When Free Is not Free: Pavlov’s Humans and Behavior Modification Empires
A Behavior Modification Empire is an organization that establishes the means of human interaction via highly addictive technologies that elicit Pavlovian reactions to social rewards and punishments and then sells the right to manipulate participants to third-parties. (See video below.)
Jaron Lanier, a Virtual Reality pioneer and important Internet luminary, begins a 2018 TED talk by referring to an early computer scientist named Norbert Wiener. Weiner wrote a book called “The Human Use of Human Beings,” in which he envisioned a dystopian future governed by a computer system that would gather “data from people and [provide] feedback to those people in real time in order to put them . . . in a Skinner box, in a behaviorist system.” Lanier paraphrases a particularly poignant passage from the book,
One could imagine a global computer system where everybody has devices on them all the time, and the devices are giving them feedback based on what they did, and the whole population is subject to a degree of behavior modification. And such a society would be insane, could not survive, could not face its problems.

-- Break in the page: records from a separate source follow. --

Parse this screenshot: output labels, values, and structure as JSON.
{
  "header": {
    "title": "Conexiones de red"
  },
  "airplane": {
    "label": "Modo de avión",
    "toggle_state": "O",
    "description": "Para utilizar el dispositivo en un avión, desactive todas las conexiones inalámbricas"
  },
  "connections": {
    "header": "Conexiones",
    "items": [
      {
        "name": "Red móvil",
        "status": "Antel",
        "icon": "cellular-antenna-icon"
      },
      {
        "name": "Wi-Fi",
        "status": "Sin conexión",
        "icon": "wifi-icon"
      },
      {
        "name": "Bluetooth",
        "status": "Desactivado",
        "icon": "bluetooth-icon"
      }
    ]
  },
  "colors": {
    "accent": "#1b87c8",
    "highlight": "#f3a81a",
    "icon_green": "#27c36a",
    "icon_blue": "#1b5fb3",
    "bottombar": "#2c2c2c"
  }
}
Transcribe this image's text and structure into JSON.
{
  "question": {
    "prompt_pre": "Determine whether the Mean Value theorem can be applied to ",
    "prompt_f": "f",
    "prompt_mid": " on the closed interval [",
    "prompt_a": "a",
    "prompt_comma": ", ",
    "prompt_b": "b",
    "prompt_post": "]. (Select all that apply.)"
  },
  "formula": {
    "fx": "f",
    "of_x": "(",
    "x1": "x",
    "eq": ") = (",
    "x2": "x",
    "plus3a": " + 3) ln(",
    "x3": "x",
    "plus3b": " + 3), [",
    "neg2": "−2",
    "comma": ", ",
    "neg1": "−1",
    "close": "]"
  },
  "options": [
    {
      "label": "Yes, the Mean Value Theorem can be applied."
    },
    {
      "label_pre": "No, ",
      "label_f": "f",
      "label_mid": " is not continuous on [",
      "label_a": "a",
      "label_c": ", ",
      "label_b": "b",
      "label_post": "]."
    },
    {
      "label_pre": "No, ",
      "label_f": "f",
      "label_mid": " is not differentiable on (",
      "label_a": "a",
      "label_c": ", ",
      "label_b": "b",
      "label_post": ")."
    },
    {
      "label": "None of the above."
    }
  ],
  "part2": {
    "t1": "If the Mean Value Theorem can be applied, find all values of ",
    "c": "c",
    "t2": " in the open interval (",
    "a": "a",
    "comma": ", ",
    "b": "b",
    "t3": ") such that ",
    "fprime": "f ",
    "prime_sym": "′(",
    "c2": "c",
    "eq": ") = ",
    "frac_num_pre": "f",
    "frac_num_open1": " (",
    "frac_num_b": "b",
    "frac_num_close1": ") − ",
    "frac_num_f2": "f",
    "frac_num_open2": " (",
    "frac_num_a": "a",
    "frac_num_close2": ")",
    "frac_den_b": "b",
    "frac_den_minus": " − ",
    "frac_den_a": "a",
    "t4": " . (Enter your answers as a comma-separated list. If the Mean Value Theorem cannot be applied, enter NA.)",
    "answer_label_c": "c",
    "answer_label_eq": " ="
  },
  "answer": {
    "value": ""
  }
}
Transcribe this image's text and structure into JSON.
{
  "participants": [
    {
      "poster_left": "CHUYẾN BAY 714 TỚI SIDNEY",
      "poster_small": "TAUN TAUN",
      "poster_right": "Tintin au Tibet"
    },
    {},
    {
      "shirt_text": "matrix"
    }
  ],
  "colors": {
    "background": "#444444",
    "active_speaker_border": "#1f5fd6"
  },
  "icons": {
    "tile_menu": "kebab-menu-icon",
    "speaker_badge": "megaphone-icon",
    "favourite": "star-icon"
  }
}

Of course, Weiner’s notion proved to be eerily prophetic, and now that it’s happened, Lanier believes we have to figure out how to survive it.
Lanier argues that social networks are designed to be addictive, to create a Pavlovian response in users. We make a post and then wait for positive reinforcement. If we get it, we continue to make similar posts. If we get negative reinforcement, we modify our behavior to get better outcomes.
Lanier is so convinced of this phenomenon that in this TED talk, he rebrands social networks as “Behavior Modification Empires:”
Now the customers of these behavior modification empires are on a very fast loop. They’re almost like high-frequency traders. They’re getting feedbacks from their . . . activities . . . , and they see what’s working, and then they do more of that.
Lanier believes these “empires” could lead to the devolution of culture and society, if not worse. “I don’t believe our species can survive unless we fix this,” states Lanier. His dystopian view is based on two catalysts — human nature and the freemium business model employed by tech giants.
According to behavioral theory, negativity spreads at a much faster rate than positivity. Consequently, users of social networks get more engagement from negative content, a reality that perpetuates negative content posts.
Freemium Business Models
Because anyone can use these social networks for free, companies utilize an advertizing model to pay the bills. From Lanier’s perspective, this advertizing business model is the real culprit. Lanier considers the social networks, themselves, to be addictive agents, but he’s quick to add that it’s the advertisers who programmatically modify our behavior to their advantage. So for Lanier, “free” is not actually free. We’re all giving up our data and, to some degree, our personal choice, which is constantly being manipulated.
Lanier points out that big tech is “hooked on this model, just like [its] own users. They’re in the same trap . . . .” And because social networks need the ad revenue, they allow negative content posts to dominate billions of news feeds — whatever pays the bills.
Peak Social Networks
Lanier believes the problem can be fixed, but it will involve what he calls “Peak Social Networks,” a term he borrows from the TV world, where some of the best shows are now on subscription services, such as Netflix, HBO, and Amazon Prime. In simple terms, Lanier believes that social networks, including search engines, need a different business model — one not based on the Pavlovian responses currently being employed as a vehicle for pushing ads through news feeds.
In simple terms, Lanier is saying we’d be better off paying for search, social networking, etc. than to undergo the constant manipulation of advertisers. What’s more, he argues that people would pay for it (just as they pay for Netflix), assuming a content and experience upgrade.
From Lanier’s viewpoint, “we cannot have a society in which, if two people wish to communicate, the only way that can happen is if it’s financed by a third person who wishes to manipulate them.”
Bad Content vs. Censorship
While I certainly respect Lanier’s viewpoint and agree with him on several points — we are systematically being reprogrammed by social networks, and this phenomenon, given its size and scope, is shredding our own psyches and society as a whole.
But I’m not convinced that changing the business model would yield the result he’s envisioning. Social networks would still be addictive. And forcing people to pay wouldn’t stop them from posting negative, misleading, or outright false content.
I for one would prefer a subscription model, but not because I’m being manipulated by Toyota and Coca Cola. Rather, if a subscription fee would get me search results unskewed by a third-party’s world view, I’d buy in immediately, Just as I’d gladly pay to belong to a social network where free speech was sacrosanct, entirely unpoliced, despite the fact that someone might say something I don’t like.